Rectal Spacer Reduces Gastrointestinal Side Effects of Radiation Post Radical Prostatectomy

Author:

Hong Anne12,Bolton Damien134ORCID,Pham Trung4,Angus David1,Pan David1,Joon Daryl Lim5,Tan Alwin6,McMillan Kevin7,Chan Yee1,Manohar Paul4,Thomas Joe7,Ho Huong8,Orio Peter9,Holt Emily8,Cokelek Margaret8,Lawrentschuk Nathan12ORCID,Foroudi Farshad25,Chao Michael258ORCID

Affiliation:

1. Department of Urology, Austin Health, Melbourne, VIC 3084, Australia

2. Faculty of Medicine, Health Sciences and Dentistry, The University of Melbourne, Parkville, VIC 3052, Australia

3. Department of Surgery, The University of Melbourne, Parkville, VIC 3052, Australia

4. Department of Urology, Monash Health, Clayton, VIC 3168, Australia

5. Olivia Newton-John Cancer Wellness and Research Centre, Austin Health, Heidelberg, VIC 3084, Australia

6. Peninsula Private Hospital, Frankston, VIC 3199, Australia

7. Department of Urology, Eastern Health, Box Hill, VIC 3128, Australia

8. Genesis Cancer Care Victoria, 36 Mt Dandenong Road, Ringwood East, VIC 3135, Australia

9. Department of Radiation Oncology, Dana-Farber Brigham Cancer Center, Boston, MA 02115, USA

Abstract

Objectives: Our objective was to assess the rate of complications and gastrointestinal adverse effects of rectal spacer insertion for salvage post prostatectomy radiation therapy.
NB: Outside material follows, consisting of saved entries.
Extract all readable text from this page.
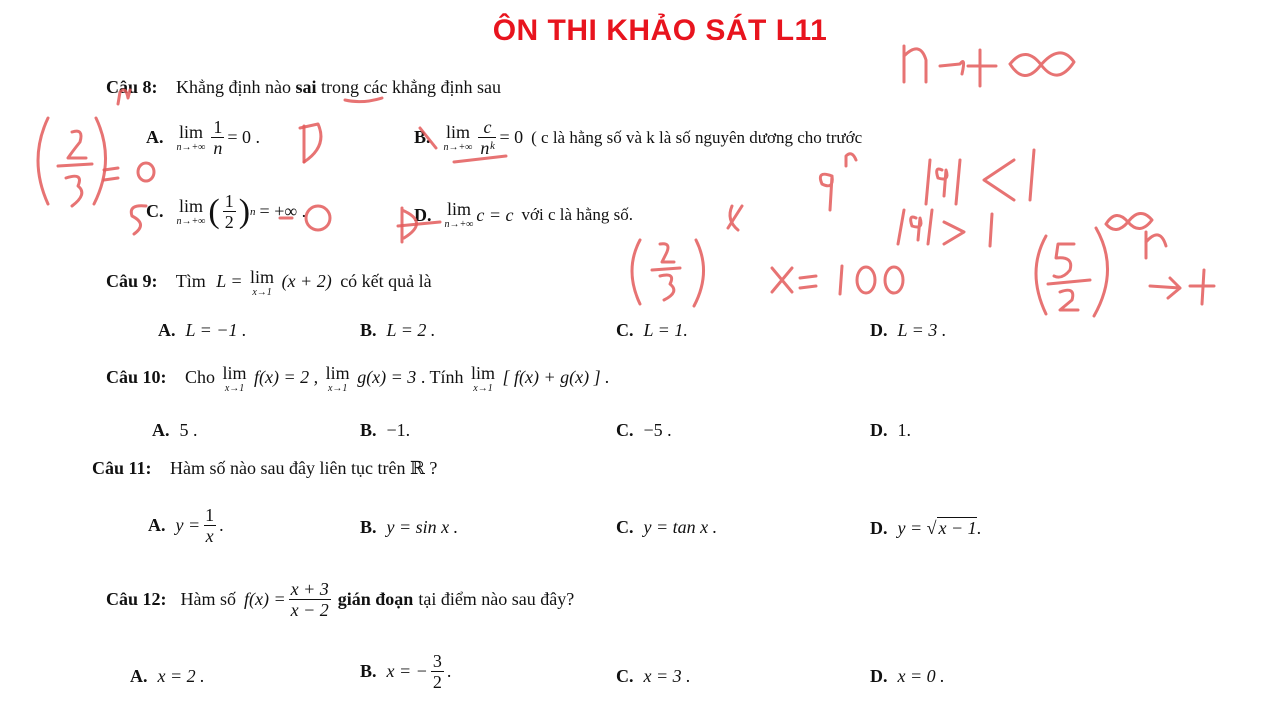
ÔN THI KHẢO SÁT L11
Câu 8: Khẳng định nào sai trong các khẳng định sau
A. lim
$n\to+\infty \frac{1}{n} = 0$ .	B. lim
$n\to+\infty \frac{c}{\text{nᵏ}} = 0$ ( c là hằng số và k là số nguyên dương cho trước
C. lim
n→+∞ ( $\frac{1}{2}$ ) n = +∞ .	D. lim
n→+∞ c = c với c là hằng số.
Câu 9: Tìm L = lim
x→1
(x + 2) có kết quả là
A. L = −1 .	B. L = 2 .	C. L = 1.	D. L = 3 .
Câu 10: Cho lim
x→1
f(x) = 2 , lim
x→1
g(x) = 3 . Tính lim
x→1
[ f(x) + g(x) ] .
A. 5 .	B. −1.	C. −5 .	D. 1.
Câu 11: Hàm số nào sau đây liên tục trên ℝ ?
A. $y = \frac{1}{x}$ .	B. y = sin x .	C. y = tan x .	D. y = √ x − 1 .
Câu 12: Hàm số $f(x) = \frac{x + 3}{x - 2}$ gián đoạn tại điểm nào sau đây?
A. x = 2 .	B. x = − $\frac{3}{2}$ .	C. x = 3 .	D. x = 0 .
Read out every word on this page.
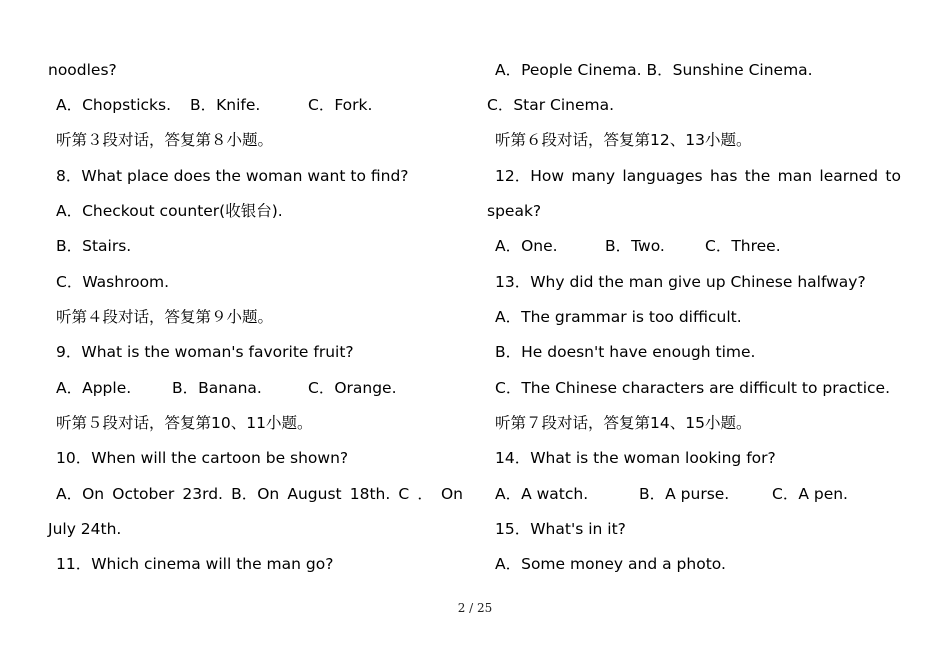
noodles?
A．Chopsticks. B．Knife.	C．Fork.
听第３段对话，答复第８小题。
8．What place does the woman want to find?
A．Checkout counter(收银台).
B．Stairs.
C．Washroom.
听第４段对话，答复第９小题。
9．What is the woman's favorite fruit?
A．Apple.	B．Banana.	C．Orange.
听第５段对话，答复第10、11小题。
10．When will the cartoon be shown?
A．On October 23rd. B．On August 18th. C ． On
July 24th.
11．Which cinema will the man go?
A．People Cinema. B．Sunshine Cinema.
C．Star Cinema.
听第６段对话，答复第12、13小题。
12．How many languages has the man learned to
speak?
A．One.	B．Two.	C．Three.
13．Why did the man give up Chinese halfway?
A．The grammar is too difficult.
B．He doesn't have enough time.
C．The Chinese characters are difficult to practice.
听第７段对话，答复第14、15小题。
14．What is the woman looking for?
A．A watch.	B．A purse.	C．A pen.
15．What's in it?
A．Some money and a photo.
2 / 25
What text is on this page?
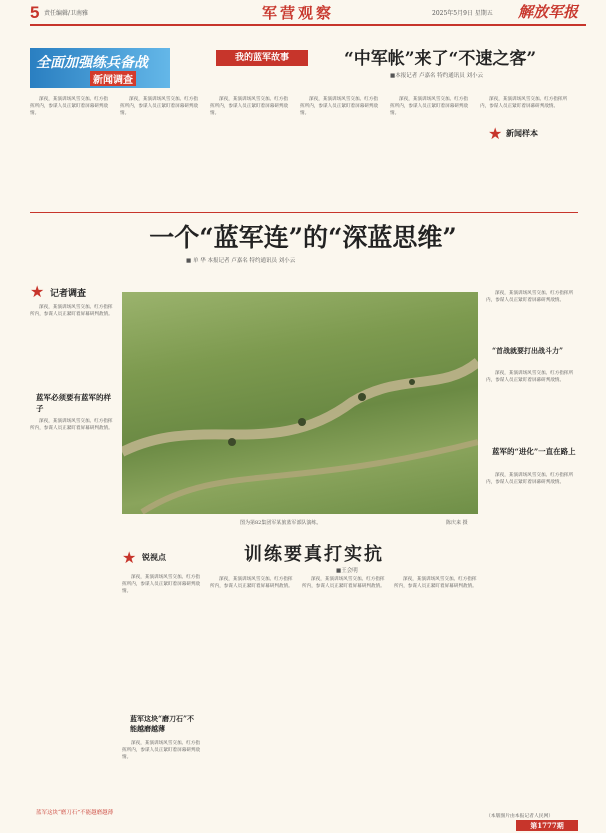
5 责任编辑/卫南雅	军营观察	2025年5月9日 星期五 解放军报
全面加强练兵备战
新闻调查
我的蓝军故事	“中军帐”来了“不速之客”
■本报记者 卢嘉名 特约通讯员 刘小云
深夜，某演训场风雪交加。红方指挥所内，参谋人员正紧盯着屏幕研判敌情。
深夜，某演训场风雪交加。红方指挥所内，参谋人员正紧盯着屏幕研判敌情。
深夜，某演训场风雪交加。红方指挥所内，参谋人员正紧盯着屏幕研判敌情。
深夜，某演训场风雪交加。红方指挥所内，参谋人员正紧盯着屏幕研判敌情。
深夜，某演训场风雪交加。红方指挥所内，参谋人员正紧盯着屏幕研判敌情。
深夜，某演训场风雪交加。红方指挥所内，参谋人员正紧盯着屏幕研判敌情。
★ 新闻样本
一个“蓝军连”的“深蓝思维”
■ 单 华 本报记者 卢嘉名 特约通讯员 刘小云
★ 记者调查
深夜，某演训场风雪交加。红方指挥所内，参谋人员正紧盯着屏幕研判敌情。
蓝军必须要有蓝军的样子
深夜，某演训场风雪交加。红方指挥所内，参谋人员正紧盯着屏幕研判敌情。
图为第82集团军某旅蓝军部队演练。	陈庆来 摄
深夜，某演训场风雪交加。红方指挥所内，参谋人员正紧盯着屏幕研判敌情。
“首战就要打出战斗力”
深夜，某演训场风雪交加。红方指挥所内，参谋人员正紧盯着屏幕研判敌情。
蓝军的“进化”一直在路上
深夜，某演训场风雪交加。红方指挥所内，参谋人员正紧盯着屏幕研判敌情。
训练要真打实抗
■王会明
★ 锐视点
深夜，某演训场风雪交加。红方指挥所内，参谋人员正紧盯着屏幕研判敌情。
蓝军这块“磨刀石”不能越磨越薄
深夜，某演训场风雪交加。红方指挥所内，参谋人员正紧盯着屏幕研判敌情。
深夜，某演训场风雪交加。红方指挥所内，参谋人员正紧盯着屏幕研判敌情。
深夜，某演训场风雪交加。红方指挥所内，参谋人员正紧盯着屏幕研判敌情。
深夜，某演训场风雪交加。红方指挥所内，参谋人员正紧盯着屏幕研判敌情。
蓝军这块“磨刀石”不能越磨越薄
（本版图片由本报记者人民网）
第1777期
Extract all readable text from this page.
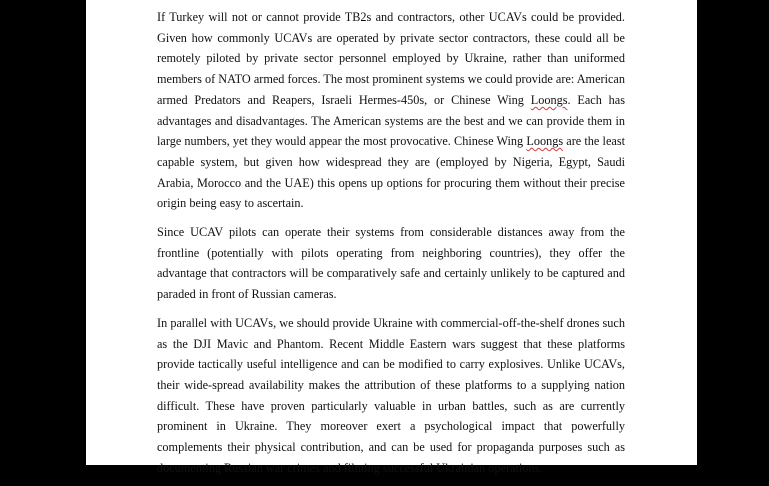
If Turkey will not or cannot provide TB2s and contractors, other UCAVs could be provided. Given how commonly UCAVs are operated by private sector contractors, these could all be remotely piloted by private sector personnel employed by Ukraine, rather than uniformed members of NATO armed forces. The most prominent systems we could provide are: American armed Predators and Reapers, Israeli Hermes-450s, or Chinese Wing Loongs. Each has advantages and disadvantages. The American systems are the best and we can provide them in large numbers, yet they would appear the most provocative. Chinese Wing Loongs are the least capable system, but given how widespread they are (employed by Nigeria, Egypt, Saudi Arabia, Morocco and the UAE) this opens up options for procuring them without their precise origin being easy to ascertain.

Since UCAV pilots can operate their systems from considerable distances away from the frontline (potentially with pilots operating from neighboring countries), they offer the advantage that contractors will be comparatively safe and certainly unlikely to be captured and paraded in front of Russian cameras.

In parallel with UCAVs, we should provide Ukraine with commercial-off-the-shelf drones such as the DJI Mavic and Phantom. Recent Middle Eastern wars suggest that these platforms provide tactically useful intelligence and can be modified to carry explosives. Unlike UCAVs, their wide-spread availability makes the attribution of these platforms to a supplying nation difficult. These have proven particularly valuable in urban battles, such as are currently prominent in Ukraine. They moreover exert a psychological impact that powerfully complements their physical contribution, and can be used for propaganda purposes such as documenting Russian war crimes and filming successful Ukrainian operations.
Methods: A retrospective observational study was performed. Between September 2018 and March 2022, 64 post-radical prostatectomy patients who were planned for salvage radiation therapy received a rectal spacer. The selected patients were those who had nerve-sparing prostatectomy with intrafascial or interfascial dissections (where Denonvillier’s fascia is retained). Radiation dose to the rectal wall and gastrointestinal symptoms were assessed. Symptoms were graded using the National Cancer Center Institute Common Terminology Criteria for Adverse Events v4.0 grading scheme. A total of 39 patients had pre-spacer planning computer tomography (CT) scans, and the rectal dose before and after the spacer insertion was calculated. Comparisons were made using the Student’s t-test, with a p-value < 0.05 representing statistical significance. Finally, clinicians were surveyed to rate the ease of the procedure using a 5-point Likert scale of 1 to 5 (1: very difficult, 2: difficult, 3: moderate, 4: easy, 5: very easy). Results: A total of 64 patients successfully underwent rectal spacer insertion. The mean age was 64.4 years (standard deviation: 5.7 years). After a median of 14 months’ (range 6 to 35) follow up, acute grade 1 and above gastrointestinal (GI) toxicities were seen in 28% of patients (grade 2 in 1.5%), and late grade 1 and above GI toxicities were seen in 12% of patients (grade 2 in 1.5%). Amongst the 39 patients with pre-spacer planning CT images, the volume of the rectum receiving 60%, 70%, 80%, 90%, and 100% of the prescribed radiation dose was reduced by 25.9%, 34.2%, 35.4%, 43.7%, and 61.7%, respectively. All dose reductions were statistically significant. The procedure was rated as “easy” or “very easy” to perform in 56% of cases. Conclusions: The insertion of a rectal spacer in selected patients undergoing PPRT is feasible and safe and significantly improves rectal wall radiation dosimetry in salvage post prostatectomy radiation therapy. It was accomplished in >95% of patients, increasing vesico-rectal separation from ‘immediate vicinity’ to 11 mm without any post-operative complications in experienced hands. In addition, it achieved significant reduction in rectal radiation doses, leading to low rates of acute and late grade 2 toxicity.